Of course I’m here. I wouldn’t go way. This doesn’t make any difference between us.

You’re so lovely and sweet. You wouldn’t go away in the night, would you?

Of course I wouldn’t go away. I’m always here. I come whenever you want me.

“——,” Piani said. “They’ve started again.”

“I was dopey,” I said. I looked at my watch. It was three o’clock in the morning. I reached back behind the seat for a bottle of the barbera.

“You talked out loud,” Piani said.

“I was having a dream in English,” I said.

The rain was slacking and we were moving along. Before daylight we were stalled again and when it was light we were at a little rise in the ground and I saw the road of the retreat stretched out far ahead, everything stationary except for the infantry filtering through. We started to move again but seeing the rate of progress in the daylight, I knew we were going to have to get off that main road some way and go across country if we ever hoped to reach Udine.
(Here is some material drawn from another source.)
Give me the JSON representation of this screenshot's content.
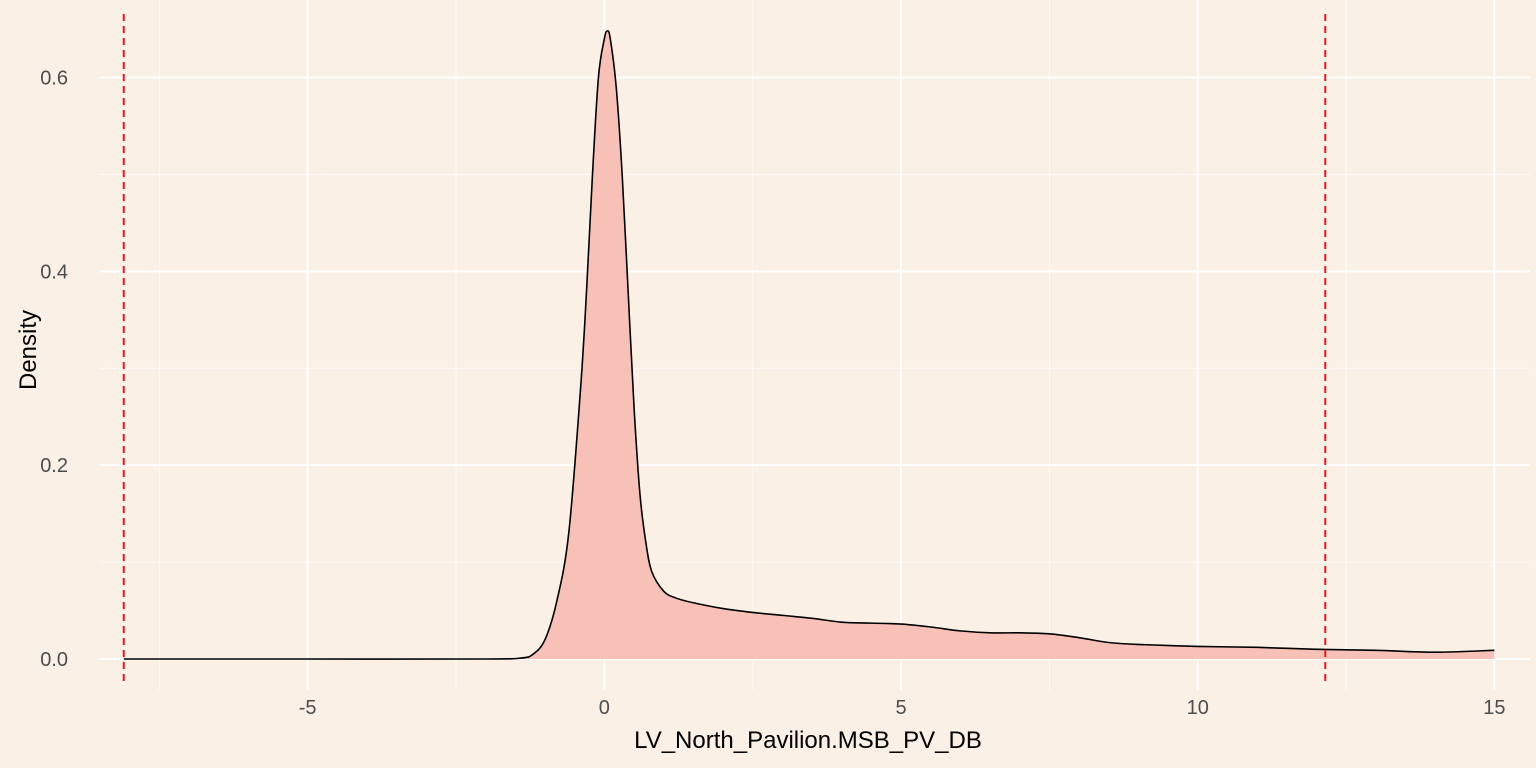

In the night many peasants had joined the column from the roads of the country and in the column there were carts loaded with household goods; there were mirrors projecting up between mattresses, and chickens and ducks tied to carts. There was a sewing-machine on the cart ahead of us in the rain. They had saved the most valuable things. On some carts the women sat huddled from the rain and others walked beside the carts keeping as close to them as they could. There were dogs now in the column, keeping under the wagons as they moved along. The road was muddy, the ditches at the side were high with water and beyond the trees that lined the road the fields looked too wet and too soggy to try to cross. I got down from the car and worked up the road a way, looking for a place where I could see ahead to find a side-road we could take across country. I knew there were many side-roads but did not want one that would lead to nothing. I could not remember them because we had always passed them bowling along in the car on the main road and they all looked much alike. Now I knew we must find one if we hoped to get through. No one knew where the Austrians were nor how things were going but I was certain that if the rain should stop and planes come over and get to work on that column that it would be all over. All that was needed was for a few men to leave their trucks or a few horses be killed to tie up completely the movement on the road.

The rain was not falling so heavily now and I thought it might clear. I went ahead along the edge of the road and when there was a small road that led off to the north between two fields with a hedge of trees on both sides, I thought that we had better take it and hurried back to the cars. I told Piani to turn off and went back to tell Bonello and Aymo.